Current Status Case Study + Needs for Improvement:
The multi-utility operator HERA has developed a numerical model of the Bologna sewer system with the InfoWorks CS software. However, the current model does not include a full calibration for both quantity and quality aspects, nor a detailed evaluation of the pollutants discharged in surface water bodies by the sewer overflow; and it has never been used to predict the future system behaviour based on climate change scenarios. HERA currently implements daily monitoring in the conduit upstream of the Bologna WWTP, but it provides the daily average concentration of the primary pollutants. This approach is not useful to evaluate pollutant trends during rainfall events and the peak of pollutants due to the first foul flush effect. The CSO at the entrance of the Bologna WWTP currently discharges without any treatment into the Navile canal, a small river running next to the WWTP. This discharges significant amounts of BOD, suspended solids, macro-nutrients and micro-pollutants into the small surface water body.
Activities - Technical configurations and envisaged improvements
The model of the Bologna sewer system will be updated and converted and calibrated with both packages of In- foWorks ICM and SWMM. The CSO will be automatically sampled during rainfall events and analysed for traditional parameters as well as heavy metals, pharmaceuticals, PFAS and viruses. This monitoring activity will be integrated with the installation at the Bologna WWTP CSO of continuous-flow sensors for the real-time monitoring of electrical conductivity and suspended solids. The installation of two-level sensors will evaluate the flow rate in the sewer upstream and downstream of the CSO weir. In addition, the installation of three rain gauges in the city of Bologna will allow assessing rainfall and the runoff into the network. All these elements will be used to update and calibrate the upgraded model of the Bologna sewer system. Furthermore, a pilot plant for removing suspended solids, COD, N, P, metals and selected PFAS, based on a combination of adsorption and microfiltration, will be carried out in the UNIBO laboratories in the latter stages of the project.

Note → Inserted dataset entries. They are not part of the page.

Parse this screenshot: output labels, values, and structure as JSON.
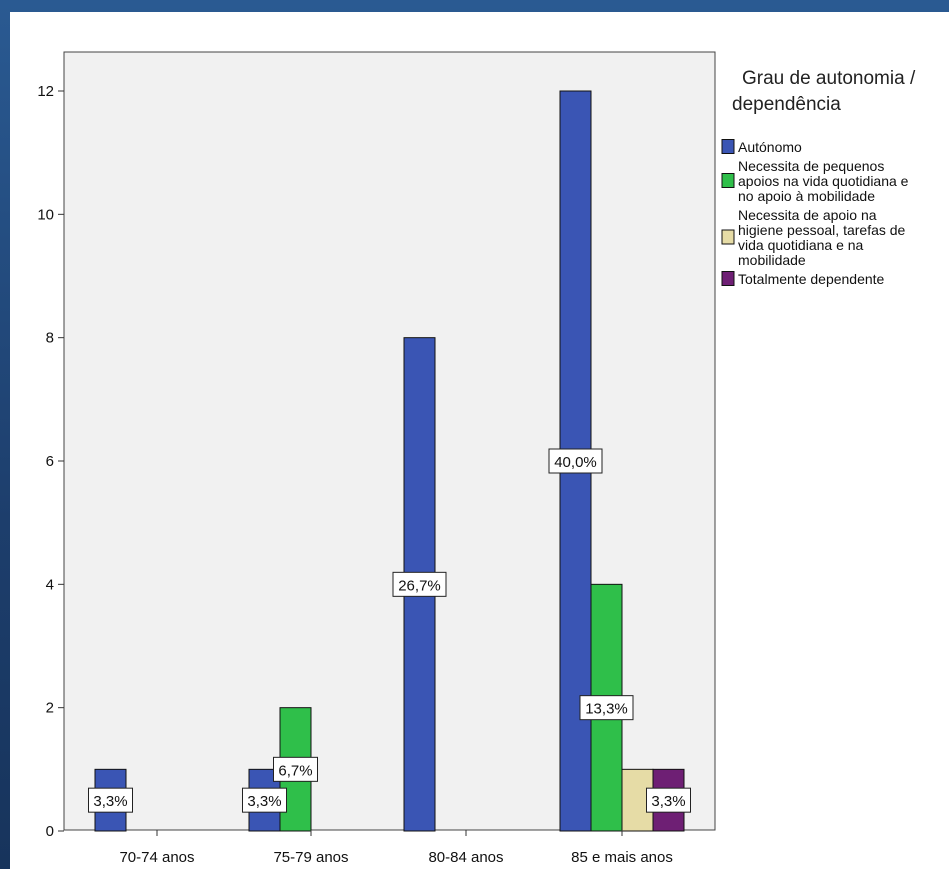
{
  "chart_data": {
    "type": "bar",
    "categories": [
      "70-74 anos",
      "75-79 anos",
      "80-84 anos",
      "85 e mais anos"
    ],
    "series": [
      {
        "name": "Autónomo",
        "values": [
          1,
          1,
          8,
          12
        ],
        "color": "#3a55b4"
      },
      {
        "name": "Necessita de pequenos apoios na vida quotidiana e no apoio à mobilidade",
        "values": [
          0,
          2,
          0,
          4
        ],
        "color": "#2fbf4a"
      },
      {
        "name": "Necessita de apoio na higiene pessoal, tarefas de vida quotidiana e na mobilidade",
        "values": [
          0,
          0,
          0,
          1
        ],
        "color": "#e6dca6"
      },
      {
        "name": "Totalmente dependente",
        "values": [
          0,
          0,
          0,
          1
        ],
        "color": "#6e1f74"
      }
    ],
    "ylim": [
      0,
      12
    ],
    "yticks": [
      0,
      2,
      4,
      6,
      8,
      10,
      12
    ],
    "grid": false,
    "legend": {
      "title_lines": [
        "Grau de autonomia /",
        "dependência"
      ],
      "placement": "right",
      "entries": [
        {
          "lines": [
            "Autónomo"
          ]
        },
        {
          "lines": [
            "Necessita de pequenos",
            "apoios na vida quotidiana e",
            "no apoio à mobilidade"
          ]
        },
        {
          "lines": [
            "Necessita de apoio na",
            "higiene pessoal, tarefas de",
            "vida quotidiana e na",
            "mobilidade"
          ]
        },
        {
          "lines": [
            "Totalmente dependente"
          ]
        }
      ]
    },
    "data_labels": [
      {
        "category": 0,
        "series": 0,
        "text": "3,3%"
      },
      {
        "category": 1,
        "series": 0,
        "text": "3,3%"
      },
      {
        "category": 1,
        "series": 1,
        "text": "6,7%"
      },
      {
        "category": 2,
        "series": 0,
        "text": "26,7%"
      },
      {
        "category": 3,
        "series": 0,
        "text": "40,0%"
      },
      {
        "category": 3,
        "series": 1,
        "text": "13,3%"
      },
      {
        "category": 3,
        "series": 3,
        "text": "3,3%"
      }
    ]
  }
}
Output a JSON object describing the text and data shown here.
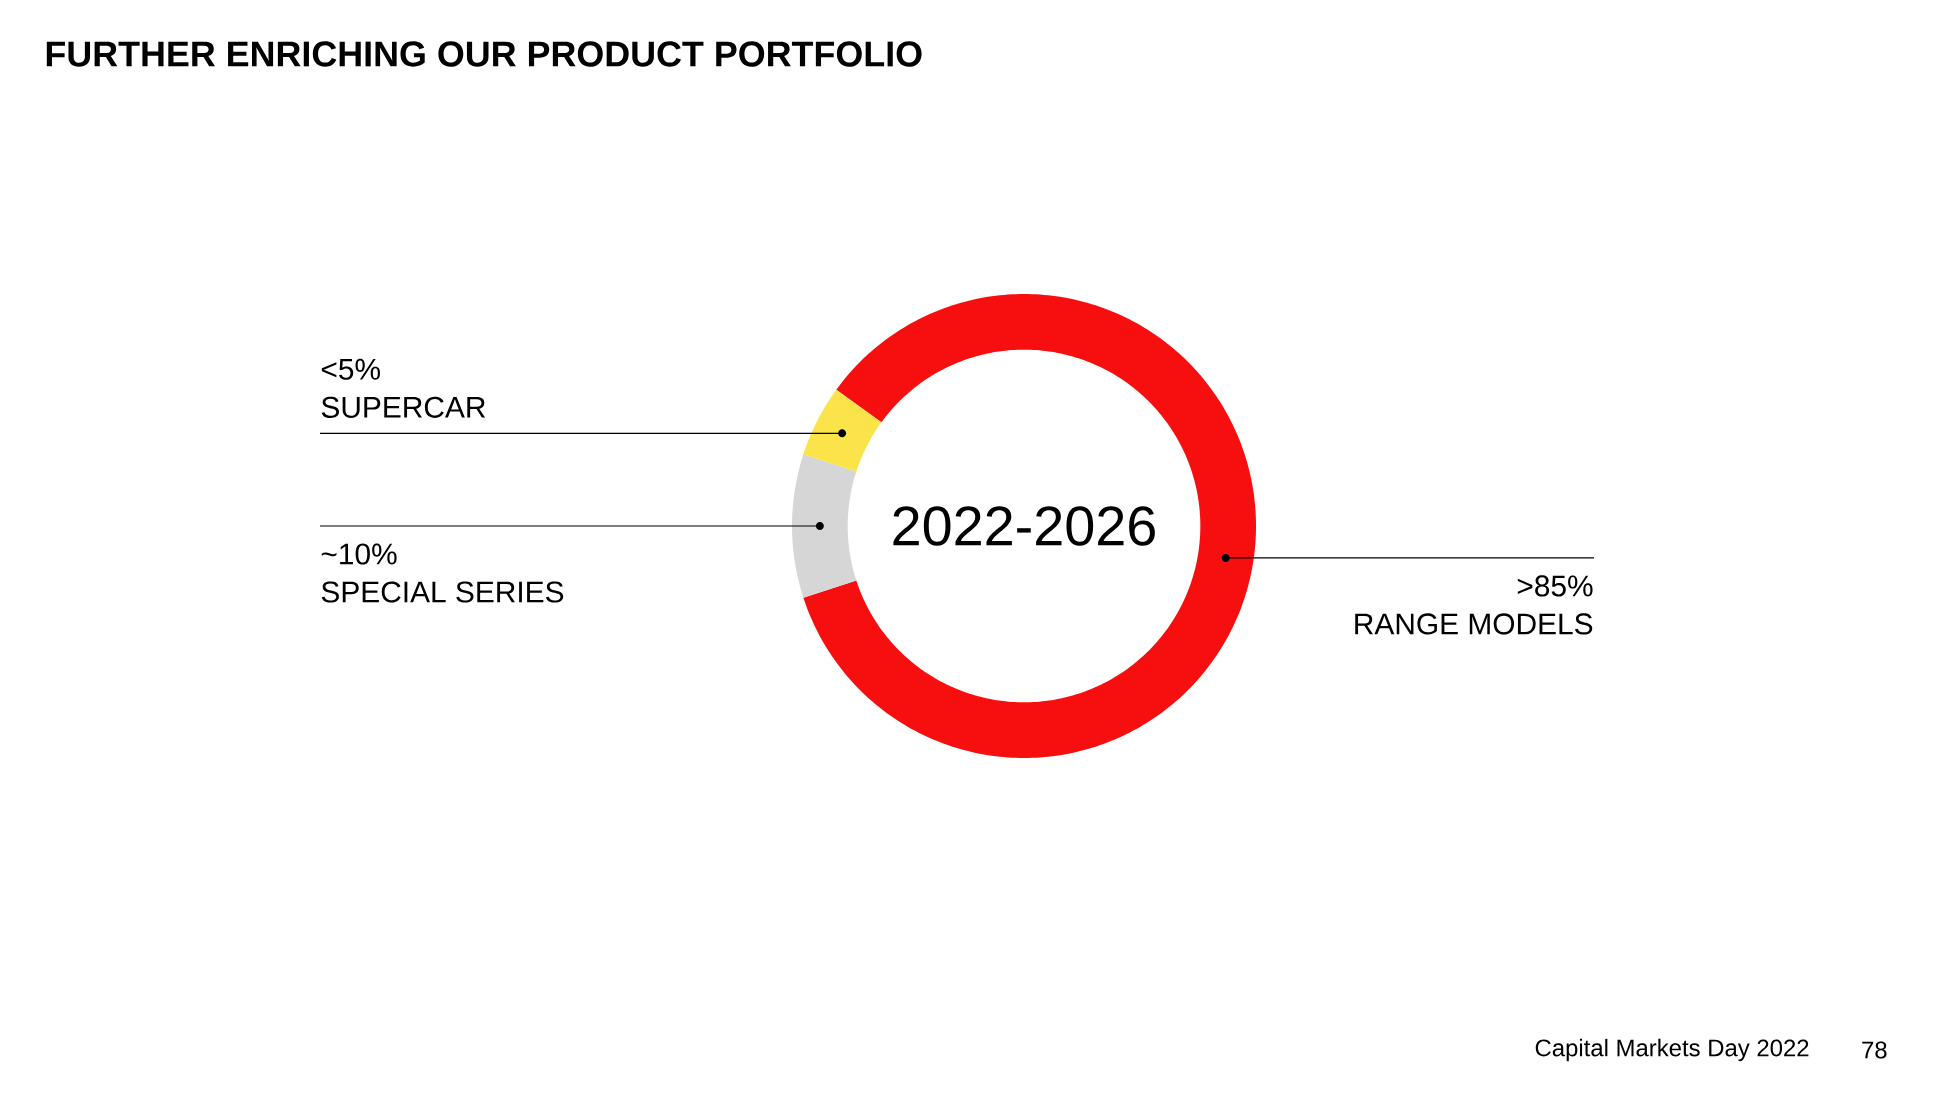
{
  "chart_data": {
    "type": "donut",
    "title": "FURTHER ENRICHING OUR PRODUCT PORTFOLIO",
    "categories": [
      "RANGE MODELS",
      "SPECIAL SERIES",
      "SUPERCAR"
    ],
    "values": [
      85,
      10,
      5
    ],
    "value_labels": [
      ">85%",
      "~10%",
      "<5%"
    ],
    "colors": [
      "#f70f0f",
      "#d6d6d6",
      "#fbe44a"
    ],
    "annotations": [
      "2022-2026",
      "Capital Markets Day 2022",
      "78"
    ]
  }
}
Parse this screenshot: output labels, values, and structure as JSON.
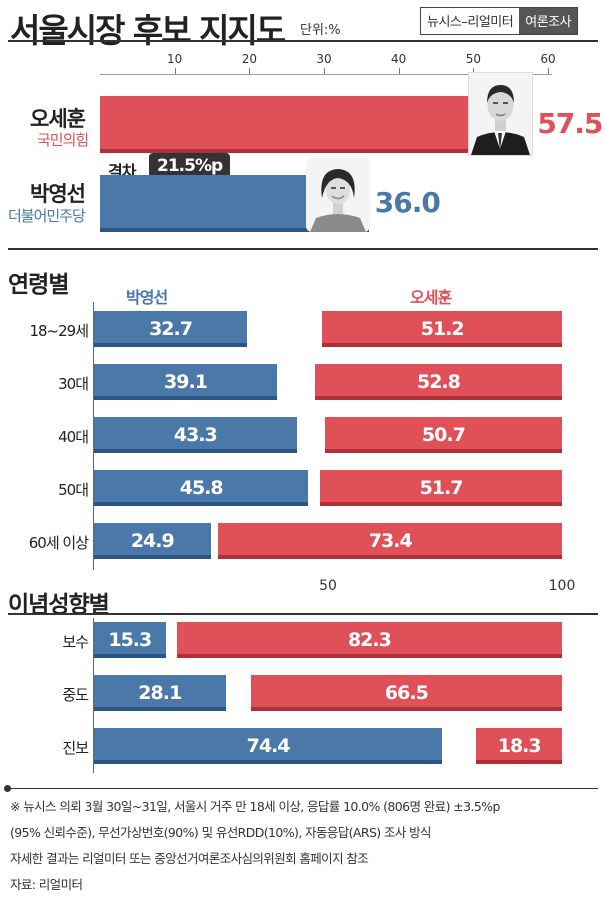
{
  "header": {
    "title": "서울시장 후보 지지도",
    "unit": "단위:%",
    "credit_left": "뉴시스–리얼미터",
    "credit_right": "여론조사"
  },
  "colors": {
    "blue": "#4a78a8",
    "red": "#e05059"
  },
  "chart_data": [
    {
      "type": "bar",
      "axis_ticks": [
        "10",
        "20",
        "30",
        "40",
        "50",
        "60"
      ],
      "xlim": [
        0,
        60
      ],
      "categories": [
        "오세훈",
        "박영선"
      ],
      "parties": [
        "국민의힘",
        "더불어민주당"
      ],
      "values": [
        57.5,
        36.0
      ],
      "value_labels": [
        "57.5",
        "36.0"
      ],
      "gap_label": "격차",
      "gap_value": "21.5%p"
    },
    {
      "type": "bar",
      "title": "연령별",
      "legend": [
        "박영선",
        "오세훈"
      ],
      "axis_ticks": [
        "50",
        "100"
      ],
      "xlim": [
        0,
        100
      ],
      "categories": [
        "18~29세",
        "30대",
        "40대",
        "50대",
        "60세 이상"
      ],
      "series": [
        {
          "name": "박영선",
          "values": [
            32.7,
            39.1,
            43.3,
            45.8,
            24.9
          ],
          "labels": [
            "32.7",
            "39.1",
            "43.3",
            "45.8",
            "24.9"
          ]
        },
        {
          "name": "오세훈",
          "values": [
            51.2,
            52.8,
            50.7,
            51.7,
            73.4
          ],
          "labels": [
            "51.2",
            "52.8",
            "50.7",
            "51.7",
            "73.4"
          ]
        }
      ]
    },
    {
      "type": "bar",
      "title": "이념성향별",
      "xlim": [
        0,
        100
      ],
      "categories": [
        "보수",
        "중도",
        "진보"
      ],
      "series": [
        {
          "name": "박영선",
          "values": [
            15.3,
            28.1,
            74.4
          ],
          "labels": [
            "15.3",
            "28.1",
            "74.4"
          ]
        },
        {
          "name": "오세훈",
          "values": [
            82.3,
            66.5,
            18.3
          ],
          "labels": [
            "82.3",
            "66.5",
            "18.3"
          ]
        }
      ]
    }
  ],
  "notes": [
    "※ 뉴시스 의뢰 3월 30일~31일, 서울시 거주 만 18세 이상, 응답률 10.0% (806명 완료) ±3.5%p",
    "(95% 신뢰수준), 무선가상번호(90%) 및 유선RDD(10%), 자동응답(ARS) 조사 방식",
    "자세한 결과는 리얼미터 또는 중앙선거여론조사심의위원회 홈페이지 참조",
    "자료: 리얼미터"
  ]
}
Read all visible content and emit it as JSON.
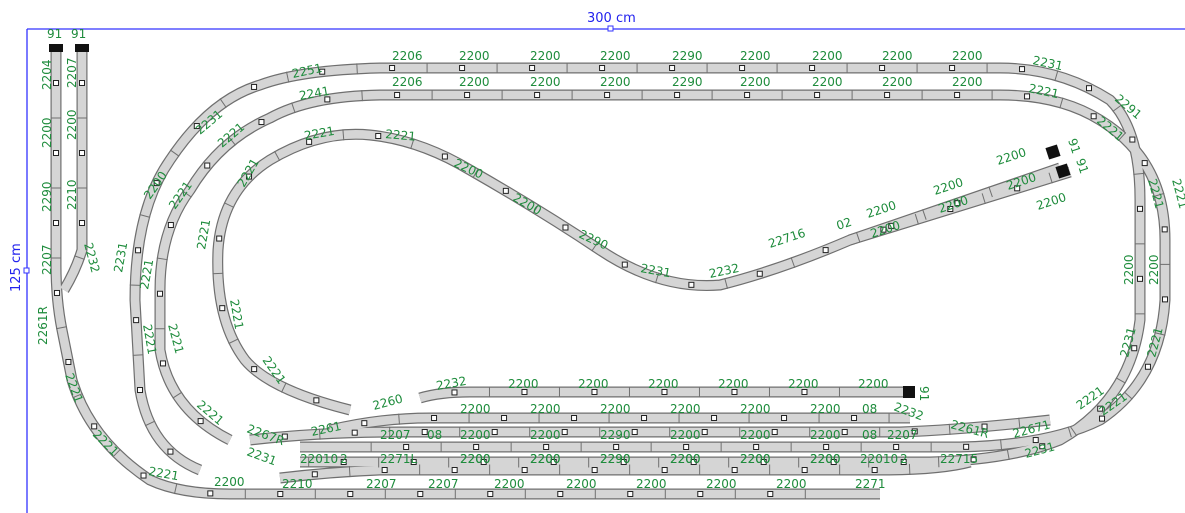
{
  "dimensions": {
    "width_label": "300 cm",
    "height_label": "125 cm"
  },
  "colors": {
    "track_fill": "#d5d5d5",
    "track_edge": "#6f6f6f",
    "label_green": "#1e8c3c",
    "dimension_blue": "#2222ee",
    "buffer_stop": "#111111"
  },
  "track_labels": [
    "91",
    "91",
    "2204",
    "2207",
    "2200",
    "2200",
    "2290",
    "2210",
    "2207",
    "2232",
    "2261R",
    "2251",
    "2206",
    "2200",
    "2200",
    "2200",
    "2290",
    "2200",
    "2200",
    "2200",
    "2200",
    "2231",
    "2241",
    "2206",
    "2200",
    "2200",
    "2200",
    "2290",
    "2200",
    "2200",
    "2200",
    "2200",
    "2221",
    "2231",
    "2221",
    "2291",
    "2221",
    "2221",
    "2221",
    "2200",
    "2200",
    "2231",
    "2221",
    "2221",
    "2221",
    "2221",
    "2200",
    "2200",
    "2290",
    "2231",
    "2232",
    "22716",
    "02",
    "2200",
    "2200",
    "2200",
    "2200",
    "2200",
    "2200",
    "2200",
    "91",
    "91",
    "2231",
    "2221",
    "2200",
    "2221",
    "2221",
    "2221",
    "2221",
    "2221",
    "2221",
    "2221",
    "2221",
    "2232",
    "2200",
    "2200",
    "2200",
    "2200",
    "2200",
    "2200",
    "91",
    "2260",
    "2200",
    "2200",
    "2200",
    "2200",
    "2200",
    "2200",
    "08",
    "2232",
    "2207",
    "08",
    "2200",
    "2200",
    "2290",
    "2200",
    "2200",
    "2200",
    "08",
    "2207",
    "2261",
    "2267R",
    "2231",
    "22010",
    "2",
    "2200",
    "2200",
    "2290",
    "2200",
    "2200",
    "2200",
    "22010",
    "2",
    "22715",
    "2271L",
    "2200",
    "2200",
    "2290",
    "2200",
    "2200",
    "2200",
    "2210",
    "2207",
    "2207",
    "2200",
    "2200",
    "2200",
    "2200",
    "2200",
    "2271",
    "2261R",
    "22671",
    "2231",
    "2221",
    "2221",
    "2221",
    "2221",
    "2200"
  ]
}
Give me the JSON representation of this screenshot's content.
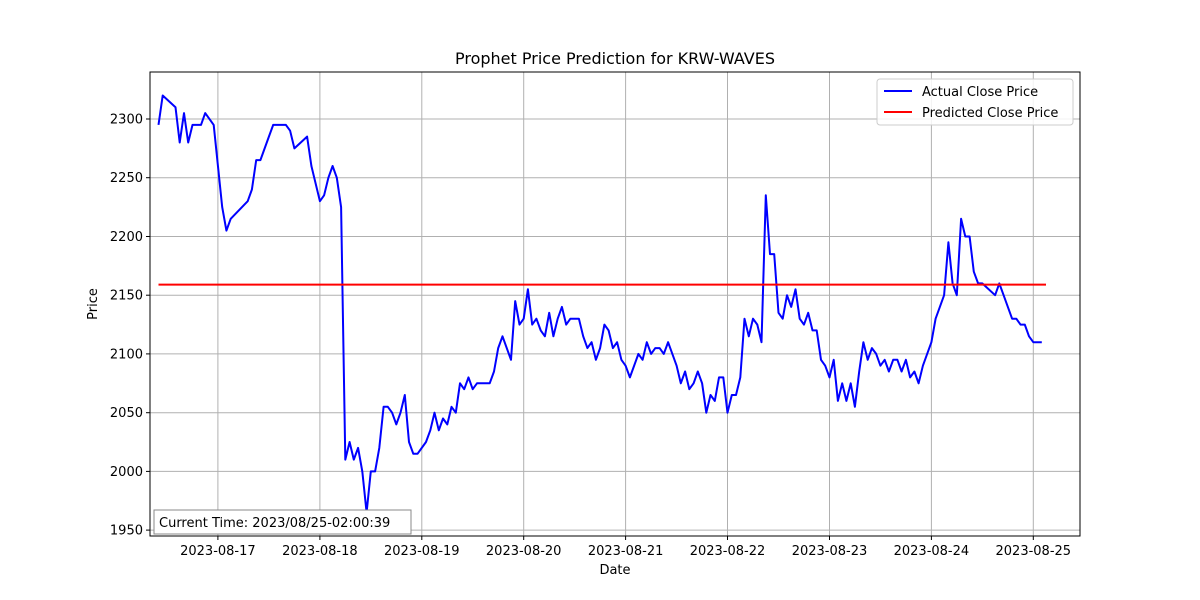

Ambition until the Project End and Beyond
The upgraded network model will be used to assess the CSO behaviour and the amount of pollutants currently discharged in the Navile canal during different rainfall events. The integration of the model with (i) the outcomes of different CC scenarios (RCP4.5; RCP8.5) and (ii) the results obtained in the TRL 5 pilot plant, will allow quantification of the pollutants and modelling of the pathways within the sewer system. Prediction of the future discharge of pollutants will be made for the planned introduction of the TRL 5 pilot plant that will be installed at the CSO. Monte Carlo simulations will allow uncertainty analysis and climate change impacts to be assessed for the metrics of interest. The model outputs will be used as input elements for the DSS developed in WP4 and for developing a simplified Digital Twin model capable of obtaining information of the CSO's behaviour in real-time. This model will also allow efficient simulation of long rainfall series.